Sarva-Siddhānta-Saṅgrahaḥ (also known as Sarva-darsana-siddhanta Sangrah) is definitely a work of Adi Shankara. In fact, Adi Shankara followed up this work with the Sarva Vedānta Siddhānta Sāra Saṅgraha, which is the collection of all vedanta works. Further, this was the inspiration of Swami Madhavacharya Vidyaranya of the Sringeri pontiff in 1331 AD to compile all siddhantas together in his work, Sarva-darsana Sangraha. In fact, he quotes from this book indirectly using the same sutras for certain philosophies. The book is also quoted by Madhusudana Saraswati. Therefore, one can conclude this is a work of Adi Shankaracharya.
Now, coming to your next question, Veda Vyasa Siddhanta is different from Vedanta Siddhanta. The veda vyasa siddhanta discussed in this work is actually similar to the Samkhya philosophy. This philosophy is given by Vyasa in the Mahabharata and has nothing to do the philosophy of the vedanta sutras by badarayana.
THE SYSTEM OF VEDAVYASA.
Now, the essence of the Vedas, which has been given out by Vyasa in the Mahabharata so as to be in agreement with all the Sastras, is in
fact derived from the system of the Sahkhyas by the believers in the
This world is made up of two things, namely, the Purusa and the prakrti, The higher (of these two), abiding in the 'city' made up of
the rudimentary elemental principles, is held to be the purusa.
One has to note that Shankara differentiates between the works of Vyasa in Mahabharata from the work in vedanta sutras.
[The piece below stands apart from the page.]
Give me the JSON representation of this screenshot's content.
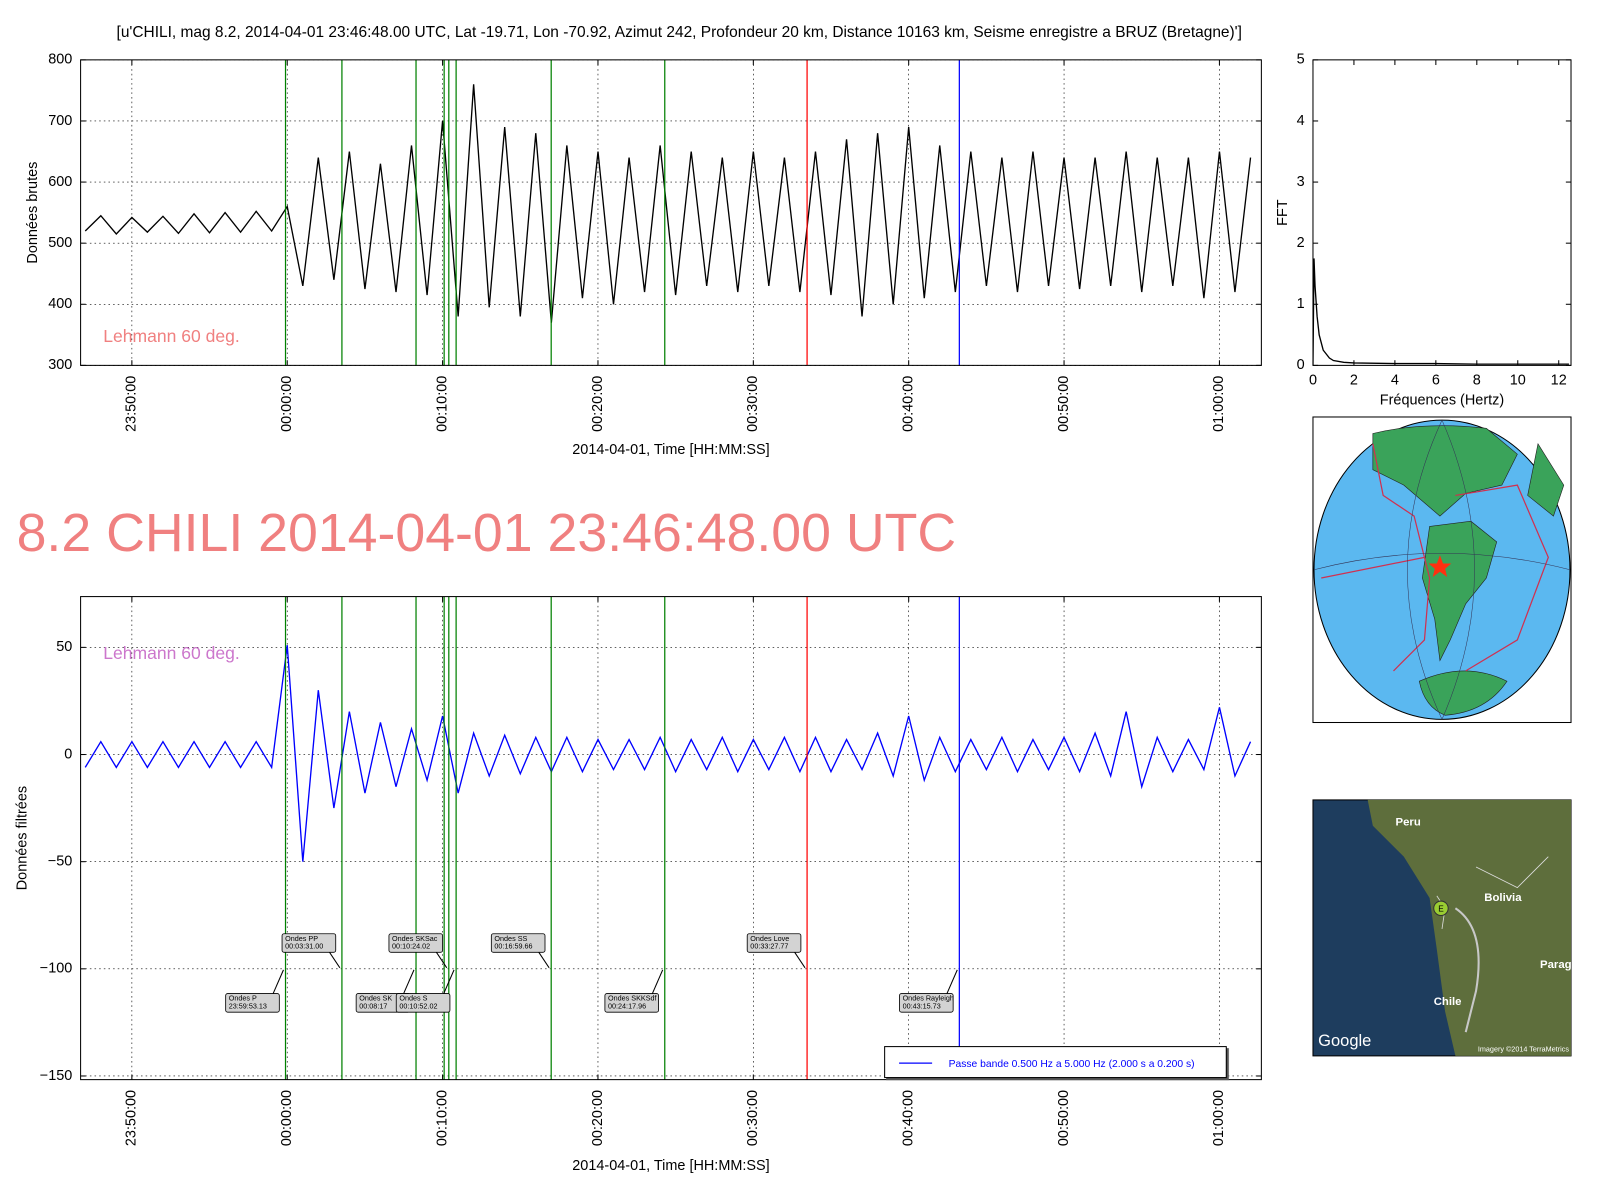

Bādarāyana was the Guru (teacher) of Jaimini and is the composer of the vedanta sutras. Some say he is different from Vyasa of Mahabharata. But tradition holds they are the same. Leaving that aside, Shankara differentiates between the vyasa kara mata and bhasya kara mata. Therefore, an explanation is required as why Shankara differentiates between the two philosophies. Madhusudana saraswati explains why in great detail but suffice it to say this is given in some detail in pages xv-xviii of the book you reference.